Desde 1986 e com base na resolução Ford contra Wainwright, a execução de alguém "louco" viola a Constituição dos Estados Unidos, mas a decisão fica a cargo de cada um dos estados. Por isso, a Suprema Corte mandou o caso de volta às instâncias estaduais.

Em um novo julgamento, no dia 25 de novembro deste ano, a Corte Penal do Texas confirmou o veredito de 1995 e estabeleceu a data definitiva para a execução: 3 de dezembro de 2014, mais especificamente esta quarta-feira.

O tribunal baseou sua decisão nas conclusões do psiquiatra que avaliou o acusado, Alan Waldman, em agosto de 2013.

Waldman afirmou que Panetti tinha "pensamentos organizados" e que era "coerente na maior parte do tempo", principalmente quando questionado sobre a Bíblia. O psiquiatra concluiu que o réu tinha "um entendimento racional da conexão entre o crime e a execução".

Outros casos
Panetti não é a única pessoa diagnosticada como doente mental por vários psiquiatras que enfrenta uma condenação à pena de morte nos Estados Unidos. Outros já foram executados antes dele.

Johnny Garrett, que matou a facadas uma freira em 1981, tinha sido diagnosticado com esquizofrenia paranoica e estava convencido que a injeção letal não o mataria. Mas ele foi executado no Texas, em 1992.

A lista continua com Monty Allen Delk, James Blake Colburne, Kelsey Patterson, todos executados apesar de suas enfermidades mentais detalhadamente documentadas.

Uma investigação publicada na revista especializada na "Hastings Law Journal", em sua edição de junho, concluiu que, dos cem presos executados recentemente, 18 tinham sido diagnosticados com esquizofrenia ou transtorno bipolar e outros 36, "graves problemas de saúde mental" ou psicose devido ao vício em drogas.

A Associação Nacional de Saúde Mental dos Estados Unidos calcula que entre 5% e 10% dos que esperam pela execução no corredor da morte têm "graves enfermidades mentais".

Por outro lado, Richard C. Dieter, diretor-executivo do Centro de Informação sobre Pena de Morte, informou que há "pelo menos sete" presos que se livraram da pena de morte devido à doenças mentais.

Entre eles está Guy Tobias LeGrande, declarado não apto para execução devido ao seu estado mental, em 2008, no estado da Carolina do Norte.
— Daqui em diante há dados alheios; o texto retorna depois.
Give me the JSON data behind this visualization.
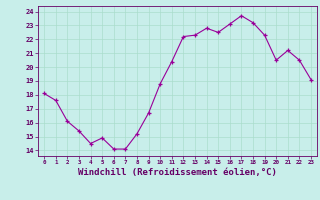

Na Pensilvânia, também houve o caso de George Emil Banks, que matou 13 pessoas em 1982 e sofria de transtornos psicóticos.

Há outros dois casos similares: de Alexander Williams e Arthur Paul Baird, cujas penas foram comutadas em 2002 e 2005, respectivamente. No caso de Baird, houve a intervenção do estado de Indiana.

Ativistas, advogados e familiares de Panetti sempre defenderam que o caso dele não é tão diferente desses outros, em que os detentos foram poupados.